[PATCH 00/25] Exynos DRM: new life of IPP (Image Post Processing) subsystem

Mon Nov 16 03:35:45 PST 2015

Hello,

On 2015-11-12 15:46, Daniel Stone wrote:
> On 12 November 2015 at 12:44, Tobias Jakobi
> <tjakobi at math.uni-bielefeld.de> wrote:
>> Daniel Stone wrote:
>>> On 10 November 2015 at 13:23, Marek Szyprowski <m.szyprowski at samsung.com> wrote:
>>>> This patch series introduces a new life into Exynos IPP (Image Post
>>>> Processing) subsystem by integrating it (transparently for userspace
>>>> applications) with Exynos DRM core plane management. This means that all
>>>> CRTC drivers transparently get support for standard features of IPP
>>>> subsystem like rotation and scaling.
>>>>
>>>> Support for features not supported natively by CRTC drivers is
>>>> implemented with a help of temporary framebuffers, where image data is
>>>> processed by IPP subsystem before performing the scanout by a CRTC driver.
>>> Hm, interesting. The RPi has a similar setup - VC4 can work either
>>> online (realtime scanout) or offline (mem2mem). Once the scene crosses
>>> a certain complexity boundary, it can no longer be composed in
>>> realtime and must fall back to mem2mem before it can be displayed.
>>>
>>> There was talk of having the fallback handled transparently in KMS for
>>> VC4 - similar to this - but the conclusion seemed to be that it was an
>>> inappropriate level of hidden complexity for KMS, and instead would
>>> best be handled by something like HWComposer directing it. Using HWC
>>> would then let you more intelligently split the scene from userspace
>>> (e.g. flatten some components but retain others as active planes).
>> I would be intererested in the performance implications of this
>> abstraction as well.
>>
>> I'd like to use the Exynos FIMC for CSC and scaling, but this operation
>> of course takes some time.
>>
>> I wonder how this interacts with page flipping. If I queue a pageflip
>> event with a buffer that needs to go through the IPP for display, where
>> does the delay caused by the operation factor it? If I understand this
>> correctly drmModePageFlip() still is going to return immediately, but I
>> might miss the next vblank period because the FIMC is still working on
>> the buffer.
> Hmm, from my reading of the patches, this didn't affect page-flip
> timings. In the sync case, it would block until the buffer was
> actually displayed, and in the async case, the event would still be
> delivered at the right time. But you're right that it does introduce
> hugely variable timings, which can be a problem for userspace which
> tries to be intelligent. And even then potentially misleading from a
> performance point of view: if userspace can rotate natively (e.g. as
> part of a composition blit, or when rendering buffers in the first
> place), then we can skip the extra work from G2D.

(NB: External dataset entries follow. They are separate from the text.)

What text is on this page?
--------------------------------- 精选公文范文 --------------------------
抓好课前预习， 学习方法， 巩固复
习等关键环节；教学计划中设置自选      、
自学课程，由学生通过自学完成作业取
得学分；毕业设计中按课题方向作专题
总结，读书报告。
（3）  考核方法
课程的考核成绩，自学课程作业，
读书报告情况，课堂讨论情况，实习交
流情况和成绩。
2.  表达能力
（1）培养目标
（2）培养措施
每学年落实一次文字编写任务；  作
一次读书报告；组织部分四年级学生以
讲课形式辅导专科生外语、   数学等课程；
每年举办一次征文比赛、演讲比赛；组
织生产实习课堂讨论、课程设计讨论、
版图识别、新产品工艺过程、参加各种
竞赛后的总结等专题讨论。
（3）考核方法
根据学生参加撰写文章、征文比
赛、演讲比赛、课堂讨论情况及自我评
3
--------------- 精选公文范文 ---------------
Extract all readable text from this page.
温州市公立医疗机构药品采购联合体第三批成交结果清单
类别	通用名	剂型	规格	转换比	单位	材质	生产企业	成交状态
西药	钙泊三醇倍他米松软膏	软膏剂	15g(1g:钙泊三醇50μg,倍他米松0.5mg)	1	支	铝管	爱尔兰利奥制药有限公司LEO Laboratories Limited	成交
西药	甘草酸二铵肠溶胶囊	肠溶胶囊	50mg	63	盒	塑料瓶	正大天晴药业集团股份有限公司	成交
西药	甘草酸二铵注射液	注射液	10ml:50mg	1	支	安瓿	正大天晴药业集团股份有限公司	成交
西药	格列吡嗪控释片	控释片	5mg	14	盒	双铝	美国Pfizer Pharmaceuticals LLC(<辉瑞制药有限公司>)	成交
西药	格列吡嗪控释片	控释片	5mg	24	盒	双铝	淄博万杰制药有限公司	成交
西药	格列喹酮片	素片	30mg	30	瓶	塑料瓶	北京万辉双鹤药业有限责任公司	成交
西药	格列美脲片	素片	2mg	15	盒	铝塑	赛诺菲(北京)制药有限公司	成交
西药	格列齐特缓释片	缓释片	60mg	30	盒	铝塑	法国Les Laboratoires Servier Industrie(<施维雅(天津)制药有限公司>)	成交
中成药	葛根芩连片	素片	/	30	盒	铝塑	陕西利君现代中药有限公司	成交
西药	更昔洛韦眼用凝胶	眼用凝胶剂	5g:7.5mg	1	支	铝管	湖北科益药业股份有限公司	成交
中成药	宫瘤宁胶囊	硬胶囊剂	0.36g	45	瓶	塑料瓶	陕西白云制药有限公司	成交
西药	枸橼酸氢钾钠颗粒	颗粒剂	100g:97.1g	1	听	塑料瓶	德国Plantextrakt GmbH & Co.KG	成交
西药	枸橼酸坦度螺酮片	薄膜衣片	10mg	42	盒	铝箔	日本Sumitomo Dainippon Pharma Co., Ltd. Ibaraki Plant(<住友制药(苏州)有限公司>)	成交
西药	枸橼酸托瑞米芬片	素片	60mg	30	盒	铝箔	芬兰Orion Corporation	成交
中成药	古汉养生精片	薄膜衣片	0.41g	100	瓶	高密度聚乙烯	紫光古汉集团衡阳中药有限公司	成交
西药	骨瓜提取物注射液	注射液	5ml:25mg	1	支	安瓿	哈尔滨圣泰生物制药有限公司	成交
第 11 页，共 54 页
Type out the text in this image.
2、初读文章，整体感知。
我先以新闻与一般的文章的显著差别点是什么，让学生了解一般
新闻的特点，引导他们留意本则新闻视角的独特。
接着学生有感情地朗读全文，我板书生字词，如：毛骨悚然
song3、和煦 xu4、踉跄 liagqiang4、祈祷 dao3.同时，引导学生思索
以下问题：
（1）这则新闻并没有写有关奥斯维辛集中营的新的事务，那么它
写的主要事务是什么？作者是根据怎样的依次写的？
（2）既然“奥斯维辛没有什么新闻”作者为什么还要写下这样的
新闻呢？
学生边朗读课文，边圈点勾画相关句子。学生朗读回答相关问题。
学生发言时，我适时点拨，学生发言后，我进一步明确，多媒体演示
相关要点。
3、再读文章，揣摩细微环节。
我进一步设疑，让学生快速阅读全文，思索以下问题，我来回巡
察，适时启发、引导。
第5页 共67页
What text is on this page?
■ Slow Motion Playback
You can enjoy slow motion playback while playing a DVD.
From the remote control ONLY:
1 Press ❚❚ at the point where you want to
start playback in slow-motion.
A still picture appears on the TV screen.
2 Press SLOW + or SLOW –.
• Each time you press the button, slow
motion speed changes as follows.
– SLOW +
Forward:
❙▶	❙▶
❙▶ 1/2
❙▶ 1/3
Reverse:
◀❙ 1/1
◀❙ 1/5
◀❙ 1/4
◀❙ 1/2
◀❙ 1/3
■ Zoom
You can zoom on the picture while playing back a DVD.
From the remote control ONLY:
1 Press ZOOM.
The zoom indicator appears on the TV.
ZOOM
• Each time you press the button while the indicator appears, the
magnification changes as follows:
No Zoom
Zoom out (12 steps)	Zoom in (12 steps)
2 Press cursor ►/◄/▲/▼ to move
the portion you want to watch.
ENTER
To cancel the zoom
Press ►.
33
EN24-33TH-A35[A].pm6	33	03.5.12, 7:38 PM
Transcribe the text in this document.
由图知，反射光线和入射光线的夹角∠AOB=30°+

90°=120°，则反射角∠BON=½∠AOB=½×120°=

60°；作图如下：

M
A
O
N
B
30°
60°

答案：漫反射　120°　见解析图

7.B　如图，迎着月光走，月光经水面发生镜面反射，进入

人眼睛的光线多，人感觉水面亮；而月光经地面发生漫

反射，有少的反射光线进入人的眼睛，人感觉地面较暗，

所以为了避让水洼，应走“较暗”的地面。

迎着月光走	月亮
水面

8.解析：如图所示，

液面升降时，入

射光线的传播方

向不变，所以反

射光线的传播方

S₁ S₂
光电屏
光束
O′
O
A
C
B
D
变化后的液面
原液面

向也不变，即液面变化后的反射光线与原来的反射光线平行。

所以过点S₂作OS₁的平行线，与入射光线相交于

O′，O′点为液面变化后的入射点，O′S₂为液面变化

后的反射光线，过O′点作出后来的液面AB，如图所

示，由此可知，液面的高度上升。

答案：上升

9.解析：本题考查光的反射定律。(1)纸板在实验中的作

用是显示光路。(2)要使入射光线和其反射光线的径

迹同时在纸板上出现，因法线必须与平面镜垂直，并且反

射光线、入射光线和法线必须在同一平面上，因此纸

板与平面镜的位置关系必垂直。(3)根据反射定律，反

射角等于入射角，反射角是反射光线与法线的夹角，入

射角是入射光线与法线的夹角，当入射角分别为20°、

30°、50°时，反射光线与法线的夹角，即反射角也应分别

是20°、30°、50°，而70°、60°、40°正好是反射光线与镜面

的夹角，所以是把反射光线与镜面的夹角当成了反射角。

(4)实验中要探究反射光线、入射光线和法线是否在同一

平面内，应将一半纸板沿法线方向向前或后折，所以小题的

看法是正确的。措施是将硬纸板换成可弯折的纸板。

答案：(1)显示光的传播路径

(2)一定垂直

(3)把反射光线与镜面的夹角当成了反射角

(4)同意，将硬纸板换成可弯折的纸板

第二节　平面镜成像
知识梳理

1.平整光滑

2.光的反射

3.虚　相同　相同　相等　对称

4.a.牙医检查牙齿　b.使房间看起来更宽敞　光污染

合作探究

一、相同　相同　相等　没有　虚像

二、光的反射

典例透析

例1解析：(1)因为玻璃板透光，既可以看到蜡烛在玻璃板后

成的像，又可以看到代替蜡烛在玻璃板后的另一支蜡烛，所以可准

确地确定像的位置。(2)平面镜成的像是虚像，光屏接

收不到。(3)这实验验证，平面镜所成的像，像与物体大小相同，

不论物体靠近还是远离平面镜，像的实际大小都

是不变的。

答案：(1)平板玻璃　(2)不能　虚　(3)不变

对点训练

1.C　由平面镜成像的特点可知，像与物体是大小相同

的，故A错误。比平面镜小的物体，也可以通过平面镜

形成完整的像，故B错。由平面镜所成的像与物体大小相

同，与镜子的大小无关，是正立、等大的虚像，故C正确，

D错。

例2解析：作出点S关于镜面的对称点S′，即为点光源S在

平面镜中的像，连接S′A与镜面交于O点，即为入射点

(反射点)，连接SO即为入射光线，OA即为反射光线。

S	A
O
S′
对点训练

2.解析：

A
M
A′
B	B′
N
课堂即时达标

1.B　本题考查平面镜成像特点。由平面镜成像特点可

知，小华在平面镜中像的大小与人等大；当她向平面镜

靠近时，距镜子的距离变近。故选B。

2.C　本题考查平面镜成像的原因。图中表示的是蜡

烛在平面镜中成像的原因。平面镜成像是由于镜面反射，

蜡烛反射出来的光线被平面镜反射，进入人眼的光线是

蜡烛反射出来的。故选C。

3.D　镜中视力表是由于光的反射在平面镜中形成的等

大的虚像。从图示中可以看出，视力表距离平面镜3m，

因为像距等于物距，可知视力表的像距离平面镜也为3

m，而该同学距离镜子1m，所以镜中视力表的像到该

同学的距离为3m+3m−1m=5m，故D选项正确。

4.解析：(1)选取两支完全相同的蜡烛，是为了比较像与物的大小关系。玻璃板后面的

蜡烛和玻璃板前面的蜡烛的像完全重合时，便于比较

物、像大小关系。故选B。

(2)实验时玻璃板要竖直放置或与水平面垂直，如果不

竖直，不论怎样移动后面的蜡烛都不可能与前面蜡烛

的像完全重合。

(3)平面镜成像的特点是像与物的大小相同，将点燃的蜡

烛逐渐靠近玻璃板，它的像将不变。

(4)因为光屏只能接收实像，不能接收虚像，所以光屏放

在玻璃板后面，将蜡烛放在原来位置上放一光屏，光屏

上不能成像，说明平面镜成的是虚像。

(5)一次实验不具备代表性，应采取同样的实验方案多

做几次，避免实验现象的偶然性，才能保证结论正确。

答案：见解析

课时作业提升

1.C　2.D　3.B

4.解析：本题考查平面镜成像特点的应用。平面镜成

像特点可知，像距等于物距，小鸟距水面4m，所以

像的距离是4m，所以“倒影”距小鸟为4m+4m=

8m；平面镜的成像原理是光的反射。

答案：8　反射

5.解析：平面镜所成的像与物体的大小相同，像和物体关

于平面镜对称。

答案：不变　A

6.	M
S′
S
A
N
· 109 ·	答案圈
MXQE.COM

Page flip events are delivered to userspace at the right time. You are right
that there will be some delay between scheduling a buffer for display 
and the
moment it gets displayed by hardware, but imho good application should sync
audio/video to the vblank events not the moment of scheduling a buffer. So
this delay should not influence on the final quality of displayed

The only problem I see, especially when color space conversion will be 
added,
is how to tell generic application that some modes are preferred / not
preferred, so application would prefer native modes which are faster. On the
other hand application should be aware of the fact that hw scaling is 
usually
faster / less power demanding than cpu scaling, so it is better to use such
mode with additional processing instead of doing that work with the cpu.

On the other hand Exynos hardware also provides so called LOCAL PATH feature
for image processing, in case of which no temporary buffer is needed. This
mode should not introduce a delay. Implementing it is on my TODO list.

>> My problem here is that this abstraction would take too much control
>> from the user.
>>
>> Correct me if I have this wrong!
> I believe that was the concern previously, yeah. :) That, and encoding
> these semantics in a user-visible way could potentially be dangerous.

I believe that having this feature is quite beneficial for generic 
applications
(like weston for example). It is especially very useful for video overlay
display, where scaling, rotation and colorspace conversion are typical
use-cases. An alternative would be to introduce some generic API for a frame
buffer conversions.

Best regards
-- 
Marek Szyprowski, PhD
Samsung R&D Institute Poland